Q3. Give one reason UTF-8 is preferred over a fixed 4-byte encoding for English text. [1 mark]

Cue. English is almost all ASCII, so UTF-8 uses one byte per character, about a quarter of the storage of a 4-byte scheme.

Exam-style practice questions

Practice questions written in the style of SEAB exam questions on this dot point, with worked answer explainers. The year tag is the paper they imitate, not the source.

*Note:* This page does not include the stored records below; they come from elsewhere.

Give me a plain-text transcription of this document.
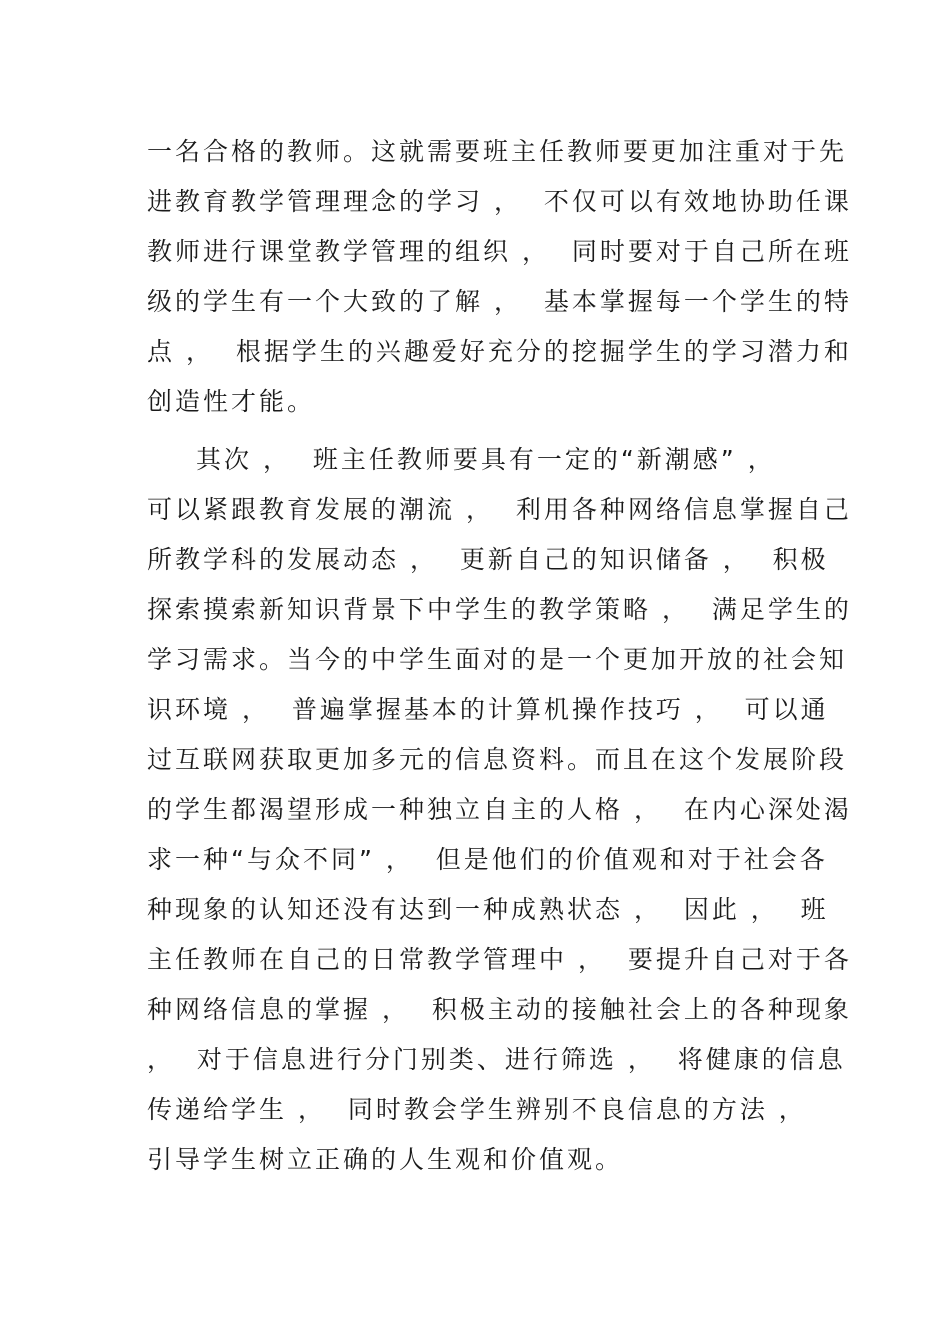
一名合格的教师。这就需要班主任教师要更加注重对于先
进教育教学管理理念的学习 ，  不仅可以有效地协助任课
教师进行课堂教学管理的组织 ，  同时要对于自己所在班
级的学生有一个大致的了解 ，  基本掌握每一个学生的特
点 ，  根据学生的兴趣爱好充分的挖掘学生的学习潜力和
创造性才能。
其次 ，  班主任教师要具有一定的“新潮感” ，
可以紧跟教育发展的潮流 ，  利用各种网络信息掌握自己
所教学科的发展动态 ，  更新自己的知识储备 ，  积极
探索摸索新知识背景下中学生的教学策略 ，  满足学生的
学习需求。当今的中学生面对的是一个更加开放的社会知
识环境 ，  普遍掌握基本的计算机操作技巧 ，  可以通
过互联网获取更加多元的信息资料。而且在这个发展阶段
的学生都渴望形成一种独立自主的人格 ，  在内心深处渴
求一种“与众不同” ，  但是他们的价值观和对于社会各
种现象的认知还没有达到一种成熟状态 ，  因此 ，  班
主任教师在自己的日常教学管理中 ，  要提升自己对于各
种网络信息的掌握 ，  积极主动的接触社会上的各种现象
，  对于信息进行分门别类、进行筛选 ，  将健康的信息
传递给学生 ，  同时教会学生辨别不良信息的方法 ，
引导学生树立正确的人生观和价值观。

Original4 marks(a) State how many distinct characters standard 7-bit ASCII can represent and why. (b) Explain one limitation of ASCII that Unicode was created to solve. (c) State the relationship between a character and its code point.

Show worked answer →

(a) Standard ASCII uses 7 bits, so it can represent $2^7 = 128$ distinct characters: the digits, upper and lower case English letters, punctuation and control characters.

(b) ASCII covers only the English alphabet and basic symbols. It cannot represent accented letters, non-Latin scripts such as Chinese, Tamil or Arabic, or emoji. Unicode was created to give every character in every writing system its own unique code, enabling text in any language.

(c) A character is mapped to a numeric code point - an integer that identifies it in the standard. For example the letter A is code point 65 in ASCII and U+0041 in Unicode. The code point is then encoded into bytes for storage.

Markers reward $2^7 = 128$ with the bit reason, a concrete limitation (no non-English scripts), and the character-to-code-point mapping.

Original5 marksExplain how UTF-8 encodes Unicode code points, and give two advantages of UTF-8 over a fixed 4-byte-per-character scheme for storing a document that is mostly English with occasional non-Latin characters.

Show worked answer →

UTF-8 is a variable-length encoding. A code point is stored in one to four bytes depending on its value: the 128 ASCII characters use a single byte, and larger code points use two, three or four bytes, with the leading bits of each byte signalling how many bytes the character spans.

Two advantages for a mostly-English document:

Storage efficiency. English text is almost all ASCII, so each character is one byte in UTF-8 versus four bytes in a fixed 4-byte scheme - roughly a quarter of the size.
Backward compatibility. Any valid ASCII file is already valid UTF-8, so older tools and existing English text keep working unchanged.

A third point markers may accept: it still represents every Unicode character, so the occasional non-Latin characters are handled with the extra bytes only where needed.

Markers reward the variable-length one-to-four byte scheme, ASCII as one byte, and two genuine advantages (space saving and ASCII compatibility).